Gill Furniss MP
Here’s a look at what’s coming up in Parliament this week 👇
👷🏻♀️Second Reading of the Employment Rights Bill
This Government was elected on a pro-worker manifesto. The Plan to Make Work Pay sets out a significant and ambitious agenda to ensure workplace rights are fit for a modern economy, empower working people, and contribute to economic growth.
These are just some of the proposals contained in the bill –
• Ban exploitative zero and low hours contracts.
• Remove the two-year minimum period of employment qualification for unfair dismissal.
• Strengthen family friendly rights and flexible working.
• End unscrupulous fire and rehire and fire and replace practices.
• Strengthen statutory sick pay by removing the waiting period and the lower earnings limit.
• Establish a Single Enforcement Body to ensure employment rights are upheld.
• Repeal the Strikes (Minimum Service Levels) 2023 Act and the Trade Union Act 2016.
✅ Motion to approve the Infected Blood Compensation Scheme Regulations 2024
The victims of the infected blood scandal – both the infected and affected – have waited far too long for justice. The suffering those infected and affected have endured for decades in their fight to be heard is shameful to every Government spanning back to the 1970s and to politics itself.
I am glad that the new Government is treating this scandal with the urgency it deserves.
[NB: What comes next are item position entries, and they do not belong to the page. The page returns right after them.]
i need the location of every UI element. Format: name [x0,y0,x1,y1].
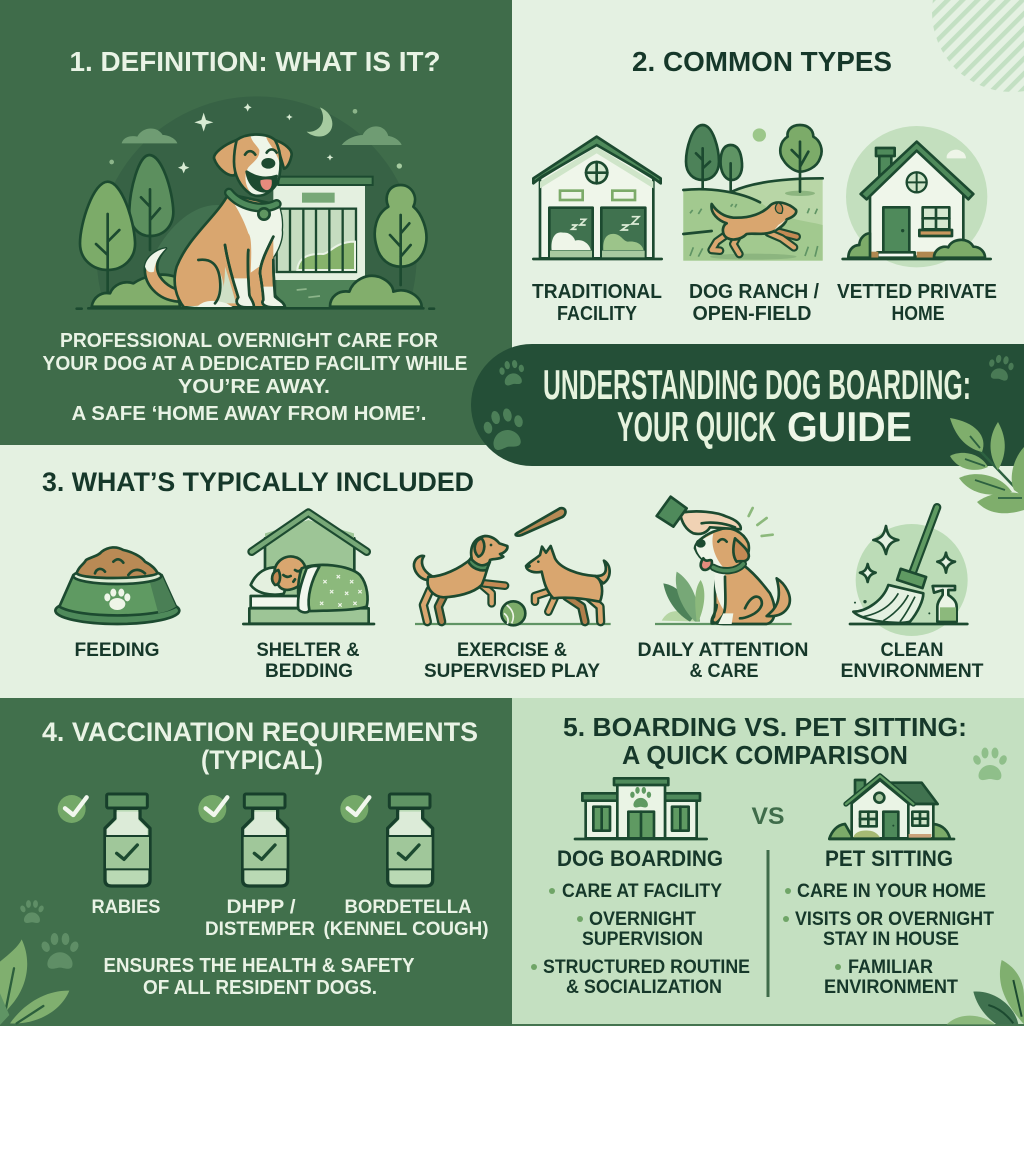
column: dog boarding: STRUCTURED ROUTINE [543,957,750,978]
panel: what's typically included [0,345,1024,698]
decoration: paw print [972,748,1008,780]
icon: daily attention and care [655,497,792,624]
column: pet sitting [783,846,994,998]
icon: DHPP vial [198,794,288,886]
heading: vaccination: 4. VACCINATION REQUIREMENTS [42,717,478,747]
icon: clean environment [850,507,968,636]
safety note: OF ALL RESIDENT DOGS. [143,977,377,999]
decoration: paw prints [19,900,80,969]
column: pet sitting: ENVIRONMENT [824,977,958,998]
heading: comparison: 5. BOARDING VS. PET SITTING: [563,712,967,742]
column: pet sitting: FAMILIAR [848,957,933,978]
banner subtitle: YOUR QUICK [617,403,776,450]
description text: PROFESSIONAL OVERNIGHT CARE FOR [60,330,439,352]
item labels: EXERCISE & [457,640,567,661]
heading: definition: 1. DEFINITION: WHAT IS IT? [70,46,440,77]
item labels: ENVIRONMENT [840,661,984,682]
icon: feeding bowl [55,547,179,624]
icon: dog ranch open field [683,125,823,261]
banner subtitle: GUIDE [787,403,912,450]
illustration: happy dog beside kennel at night [77,96,434,309]
type labels: OPEN-FIELD [692,303,812,325]
item labels [74,640,984,682]
heading: comparison: A QUICK COMPARISON [622,740,908,770]
column: pet sitting: PET SITTING [825,846,953,871]
item labels: SUPERVISED PLAY [424,661,600,682]
decorative striped circle [932,0,1024,92]
type labels [532,281,997,325]
title banner [471,344,1024,466]
heading: included: 3. WHAT’S TYPICALLY INCLUDED [42,467,474,497]
icon: vetted private home [843,126,991,267]
panel: boarding vs pet sitting [512,698,1024,1026]
panel: vaccination requirements [0,698,512,1026]
vaccine labels: DISTEMPER [205,919,315,940]
vaccine labels: BORDETELLA [344,897,472,918]
vaccine labels [92,897,488,940]
icon: boarding facility building [575,778,707,839]
vaccine labels: (KENNEL COUGH) [324,919,488,940]
icon: shelter and bedding [243,513,374,624]
type labels: FACILITY [557,303,638,325]
heading: comparison [563,712,967,770]
item labels: BEDDING [265,661,353,682]
item labels: DAILY ATTENTION [638,640,808,661]
heading: vaccination: (TYPICAL) [201,745,323,775]
column: dog boarding: SUPERVISION [582,929,703,950]
column: dog boarding: DOG BOARDING [557,846,723,871]
column: dog boarding: & SOCIALIZATION [566,977,722,998]
column: pet sitting: STAY IN HOUSE [823,929,959,950]
icon: traditional facility [533,137,662,259]
safety note: ENSURES THE HEALTH & SAFETY [104,955,415,977]
vaccine labels: DHPP / [226,897,296,918]
panel: definition [0,0,512,445]
item labels: SHELTER & [256,640,360,661]
decoration: branch of leaves [950,418,1024,513]
item labels: & CARE [690,661,758,682]
type labels: HOME [892,303,944,325]
vs label: VS [752,803,784,830]
panel: common types [512,0,1024,345]
description text [42,330,468,425]
description text: A SAFE ‘HOME AWAY FROM HOME’. [72,403,426,425]
decoration: leaves [0,939,69,1025]
type labels: TRADITIONAL [532,281,662,303]
column: dog boarding: CARE AT FACILITY [562,881,722,902]
type labels: DOG RANCH / [689,281,819,303]
icon: rabies vial [58,794,150,886]
description text: YOUR DOG AT A DEDICATED FACILITY WHILE [42,353,468,375]
decoration: leaves [947,960,1024,1024]
description text: YOU’RE AWAY. [178,376,330,398]
safety note [104,955,415,999]
heading: vaccination [42,717,478,775]
icon: bordetella vial [340,794,433,886]
item labels: CLEAN [880,640,944,661]
divider [766,850,770,997]
decoration: banner paw prints [481,353,1015,452]
heading: common types: 2. COMMON TYPES [632,46,892,77]
column: pet sitting: VISITS OR OVERNIGHT [795,909,994,930]
vaccine labels: RABIES [92,897,160,918]
column: dog boarding: OVERNIGHT [589,909,696,930]
type labels: VETTED PRIVATE [837,281,997,303]
icon: exercise and supervised play [414,508,611,625]
column: pet sitting: CARE IN YOUR HOME [797,881,986,902]
icon: pet sitting house [829,776,954,839]
item labels: FEEDING [74,640,160,661]
column: dog boarding [531,846,750,998]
💬 General debate on Black History Month
This debate provides Parliamentarians with an opportunity to recognise and celebrate the important contributions of the UK’s Black community, while acknowledging the difficulties members of the community have faced and still face.
Keir Starmer will bring forward the Hillsborough Law, introducing a “duty of candour” on public servants, holding them criminally accountable for withholding information during public investigations, helping to prevent coverups, such as Windrush.